Usage of sed, tr,uniq and awk shell commands.

5 min readJul 23, 2023

Hola!

There are many data manipulation shell commands available out there here are a few I used and found interesting.

sed (Stream Editor): sed is a powerful stream editor used for text manipulation. It takes input from a file, a pipeline, or standard input and applies specified text transformation operations to each line of the input. The transformations are based on commands provided to sed. Common operations include searching, replacing, inserting, deleting, and more. sed is particularly useful for editing large amounts of text or automating text processing tasks.
tr (Translate): tr is a command-line utility used for character translation or deletion.
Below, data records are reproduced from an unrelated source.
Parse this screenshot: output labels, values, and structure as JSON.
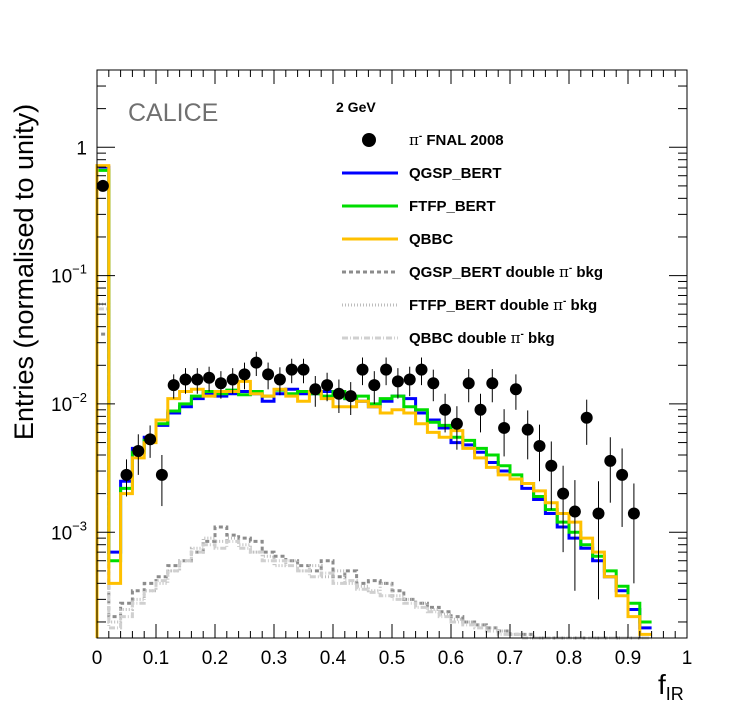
{
  "chart_data": {
    "type": "line",
    "watermark": "CALICE",
    "energy_label": "2 GeV",
    "xlabel": "f",
    "xlabel_sub": "IR",
    "ylabel": "Entries (normalised to unity)",
    "xlim": [
      0,
      1
    ],
    "ylim": [
      0.00015,
      4.0
    ],
    "y_scale": "log",
    "x_ticks": [
      "0",
      "0.1",
      "0.2",
      "0.3",
      "0.4",
      "0.5",
      "0.6",
      "0.7",
      "0.8",
      "0.9",
      "1"
    ],
    "y_ticks": [
      {
        "value": 1,
        "label": "1",
        "exp": ""
      },
      {
        "value": 0.1,
        "label": "10",
        "exp": "−1"
      },
      {
        "value": 0.01,
        "label": "10",
        "exp": "−2"
      },
      {
        "value": 0.001,
        "label": "10",
        "exp": "−3"
      }
    ],
    "legend_position": "top-right",
    "bin_width": 0.02,
    "bin_edges_start": 0,
    "colors": {
      "data": "#000000",
      "qgsp": "#0000ff",
      "ftfp": "#00dd00",
      "qbbc": "#ffc000",
      "bkg": "#999999"
    },
    "series": [
      {
        "name": "π⁻ FNAL 2008",
        "legend_main": "π",
        "legend_sup": "-",
        "legend_rest": " FNAL 2008",
        "style": "markers",
        "x": [
          0.01,
          0.05,
          0.07,
          0.09,
          0.11,
          0.13,
          0.15,
          0.17,
          0.19,
          0.21,
          0.23,
          0.25,
          0.27,
          0.29,
          0.31,
          0.33,
          0.35,
          0.37,
          0.39,
          0.41,
          0.43,
          0.45,
          0.47,
          0.49,
          0.51,
          0.53,
          0.55,
          0.57,
          0.59,
          0.61,
          0.63,
          0.65,
          0.67,
          0.69,
          0.71,
          0.73,
          0.75,
          0.77,
          0.79,
          0.81,
          0.83,
          0.85,
          0.87,
          0.89,
          0.91
        ],
        "y": [
          0.5,
          0.0028,
          0.0043,
          0.0053,
          0.0028,
          0.014,
          0.0155,
          0.0155,
          0.016,
          0.0145,
          0.0155,
          0.017,
          0.021,
          0.017,
          0.0155,
          0.0185,
          0.0185,
          0.013,
          0.014,
          0.012,
          0.0115,
          0.0185,
          0.014,
          0.0185,
          0.015,
          0.0155,
          0.0185,
          0.0145,
          0.009,
          0.007,
          0.0145,
          0.009,
          0.0145,
          0.0065,
          0.013,
          0.0063,
          0.0047,
          0.0033,
          0.002,
          0.00145,
          0.0078,
          0.0014,
          0.0036,
          0.0028,
          0.0014
        ],
        "yerr": [
          0.02,
          0.0009,
          0.0015,
          0.0015,
          0.0012,
          0.003,
          0.0035,
          0.0035,
          0.0035,
          0.0035,
          0.0035,
          0.004,
          0.0045,
          0.004,
          0.0038,
          0.004,
          0.004,
          0.0035,
          0.0035,
          0.0035,
          0.0033,
          0.0045,
          0.004,
          0.0045,
          0.004,
          0.004,
          0.0045,
          0.004,
          0.003,
          0.0026,
          0.0042,
          0.003,
          0.0042,
          0.0026,
          0.004,
          0.0026,
          0.0022,
          0.0018,
          0.0013,
          0.0011,
          0.003,
          0.0011,
          0.0019,
          0.0017,
          0.001
        ]
      },
      {
        "name": "QGSP_BERT",
        "legend_main": "QGSP_BERT",
        "style": "step",
        "color": "#0000ff",
        "width": 3,
        "y": [
          0.7,
          0.0007,
          0.0025,
          0.0045,
          0.0055,
          0.0068,
          0.0085,
          0.0095,
          0.011,
          0.012,
          0.0115,
          0.012,
          0.0125,
          0.012,
          0.0105,
          0.012,
          0.013,
          0.012,
          0.012,
          0.0125,
          0.012,
          0.011,
          0.0105,
          0.0095,
          0.0105,
          0.0115,
          0.011,
          0.0085,
          0.0075,
          0.0065,
          0.005,
          0.0048,
          0.0042,
          0.0035,
          0.003,
          0.0026,
          0.0022,
          0.0018,
          0.0014,
          0.0011,
          0.0009,
          0.00075,
          0.0006,
          0.00045,
          0.00035,
          0.00025,
          0.00018
        ]
      },
      {
        "name": "FTFP_BERT",
        "legend_main": "FTFP_BERT",
        "style": "step",
        "color": "#00dd00",
        "width": 3,
        "y": [
          0.66,
          0.0006,
          0.0022,
          0.0042,
          0.0052,
          0.007,
          0.0088,
          0.01,
          0.0115,
          0.0125,
          0.012,
          0.0128,
          0.0118,
          0.0125,
          0.0115,
          0.0128,
          0.012,
          0.0125,
          0.012,
          0.0115,
          0.0125,
          0.011,
          0.0115,
          0.01,
          0.011,
          0.0115,
          0.0095,
          0.009,
          0.0072,
          0.0068,
          0.0055,
          0.0052,
          0.0045,
          0.004,
          0.0033,
          0.0028,
          0.0024,
          0.0019,
          0.0015,
          0.0012,
          0.001,
          0.0008,
          0.00065,
          0.0005,
          0.00038,
          0.00028,
          0.0002
        ]
      },
      {
        "name": "QBBC",
        "legend_main": "QBBC",
        "style": "step",
        "color": "#ffc000",
        "width": 3,
        "y": [
          0.72,
          0.0004,
          0.002,
          0.0038,
          0.005,
          0.0075,
          0.011,
          0.0125,
          0.013,
          0.0115,
          0.0125,
          0.0125,
          0.015,
          0.012,
          0.0115,
          0.013,
          0.0115,
          0.0105,
          0.0125,
          0.011,
          0.0095,
          0.0095,
          0.0105,
          0.0095,
          0.0085,
          0.009,
          0.0085,
          0.007,
          0.006,
          0.0055,
          0.0062,
          0.0045,
          0.0038,
          0.0032,
          0.0028,
          0.0026,
          0.0024,
          0.0021,
          0.0017,
          0.0014,
          0.0012,
          0.0009,
          0.0007,
          0.00045,
          0.00032,
          0.00022,
          0.00016
        ]
      },
      {
        "name": "QGSP_BERT double π⁻ bkg",
        "legend_main": "QGSP_BERT double ",
        "legend_greek": "π",
        "legend_sup": "-",
        "legend_rest": " bkg",
        "style": "step",
        "color": "#8c8c8c",
        "width": 3,
        "dash": "4,3",
        "y": [
          0.035,
          0.00022,
          0.00028,
          0.00035,
          0.0004,
          0.00045,
          0.00055,
          0.0006,
          0.0007,
          0.00085,
          0.0011,
          0.00095,
          0.0009,
          0.00085,
          0.0007,
          0.00065,
          0.0006,
          0.00055,
          0.0005,
          0.0006,
          0.00045,
          0.0005,
          0.0004,
          0.00042,
          0.0004,
          0.00035,
          0.0003,
          0.00028,
          0.00026,
          0.00024,
          0.00022,
          0.0002,
          0.00019,
          0.00018,
          0.00017,
          0.00016,
          0.00016,
          0.00015,
          0.00015,
          0.00015,
          0.00015,
          0.00015,
          0.00015,
          0.00015,
          0.00015,
          0.00015,
          0.00015
        ]
      },
      {
        "name": "FTFP_BERT double π⁻ bkg",
        "legend_main": "FTFP_BERT double ",
        "legend_greek": "π",
        "legend_sup": "-",
        "legend_rest": " bkg",
        "style": "step",
        "color": "#bdbdbd",
        "width": 3,
        "dash": "1,2",
        "y": [
          0.06,
          0.0002,
          0.00025,
          0.0003,
          0.00035,
          0.0004,
          0.0005,
          0.0006,
          0.00075,
          0.0009,
          0.00085,
          0.0009,
          0.0008,
          0.0007,
          0.00065,
          0.00055,
          0.0006,
          0.0005,
          0.00055,
          0.00045,
          0.0005,
          0.0004,
          0.00038,
          0.00035,
          0.0004,
          0.00032,
          0.0003,
          0.00028,
          0.00025,
          0.00023,
          0.00021,
          0.0002,
          0.00019,
          0.00018,
          0.00017,
          0.00016,
          0.00016,
          0.00015,
          0.00015,
          0.00015,
          0.00015,
          0.00015,
          0.00015,
          0.00015,
          0.00015,
          0.00015,
          0.00015
        ]
      },
      {
        "name": "QBBC double π⁻ bkg",
        "legend_main": "QBBC double ",
        "legend_greek": "π",
        "legend_sup": "-",
        "legend_rest": " bkg",
        "style": "step",
        "color": "#d0d0d0",
        "width": 3,
        "dash": "6,2,1,2",
        "y": [
          0.055,
          0.00018,
          0.00022,
          0.00028,
          0.00035,
          0.00042,
          0.0005,
          0.0006,
          0.0007,
          0.0008,
          0.00075,
          0.00085,
          0.00075,
          0.0007,
          0.0006,
          0.0006,
          0.00055,
          0.0005,
          0.00045,
          0.00048,
          0.0004,
          0.00042,
          0.00036,
          0.00034,
          0.00032,
          0.0003,
          0.00028,
          0.00026,
          0.00024,
          0.00022,
          0.0002,
          0.00019,
          0.00018,
          0.00017,
          0.00016,
          0.00016,
          0.00015,
          0.00015,
          0.00015,
          0.00015,
          0.00015,
          0.00015,
          0.00015,
          0.00015,
          0.00015,
          0.00015,
          0.00015
        ]
      }
    ]
  }
}
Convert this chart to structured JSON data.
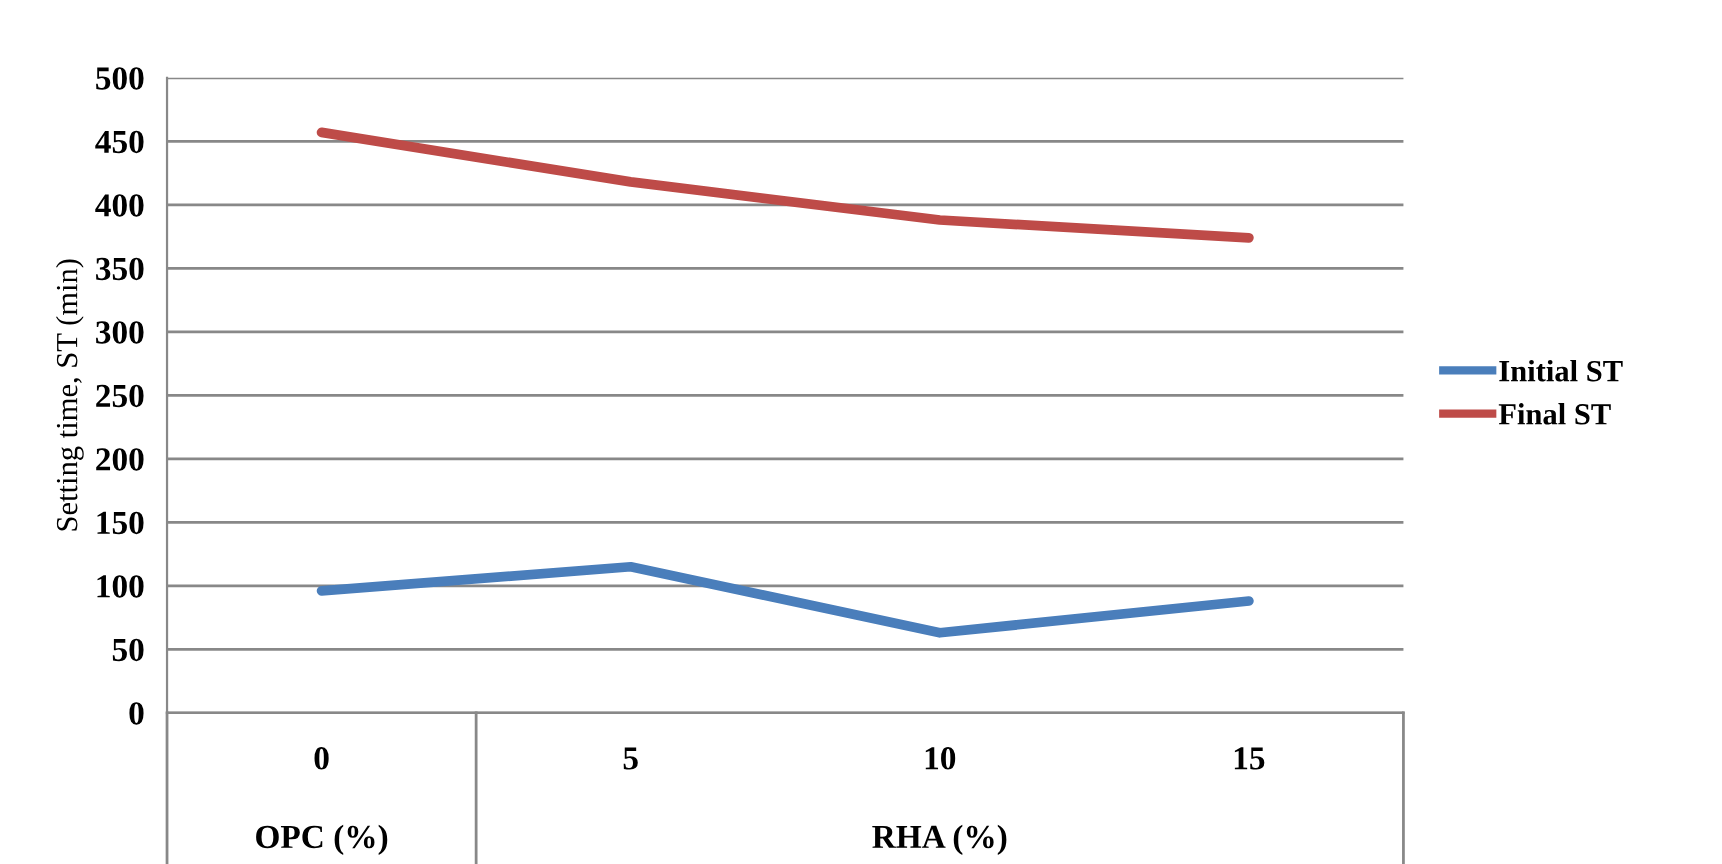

It takes input from a file or standard input, processes it, and produces the output to standard output or to a file. tr is commonly used to replace or remove specific characters in a text stream. It can also be used to squeeze multiple consecutive occurrences of a character into a single instance, and it can be helpful for tasks like converting between character sets or transliterating text.
uniq (Unique): uniq is a command-line tool used to filter out repeated lines from a sorted file. It reads input from a file or standard input where each line is sorted, and it outputs only the unique lines to standard output. If there are duplicate lines adjacent to each other in the input, uniq ensures that only one copy of such lines appears in the output. To work effectively, uniq expects the input to be sorted since it only compares adjacent lines for uniqueness.
awk awk is a versatile and powerful text-processing tool and programming language. It is designed for data extraction and reporting tasks. awk operates on a line-by-line basis, processing input from a file or standard input. It allows users to define patterns and actions, where patterns specify which lines to process, and actions define what operations to perform on those lines. awk excels at handling structured text, where data is organized in columns. It is commonly used for tasks like parsing log files, generating reports, and performing various data manipulations.

Example:
I was given an assignment to achieve the following in a single shell command.
Input:

double double toil and trouble
fire burn and cauldron bubble bubble
tomorrow and tomorrow and tomorrow
creeps in this this petty pace from day toto day
to the last syllable of recorded time time

Expected response:

double toil and trouble
fire burn and cauldron bubble
tomorrow and tomorrow and tomorrow
creeps in this petty pace from day toto day
to the last syllable of recorded time

I have used the following combination of commands by doing the trial and error method to achieve the same.

sed -z 's/\n/ , /g' input.txt | tr " " "\n" | uniq  | tr "\n" " " | sed -z 's/ , /\n/g'

How does it work?
Step-1:
The following command replaces the new line with “ , “ this acts as a placeholder for new lines.

sed -z 's/\n/ , /g' duplicate.txt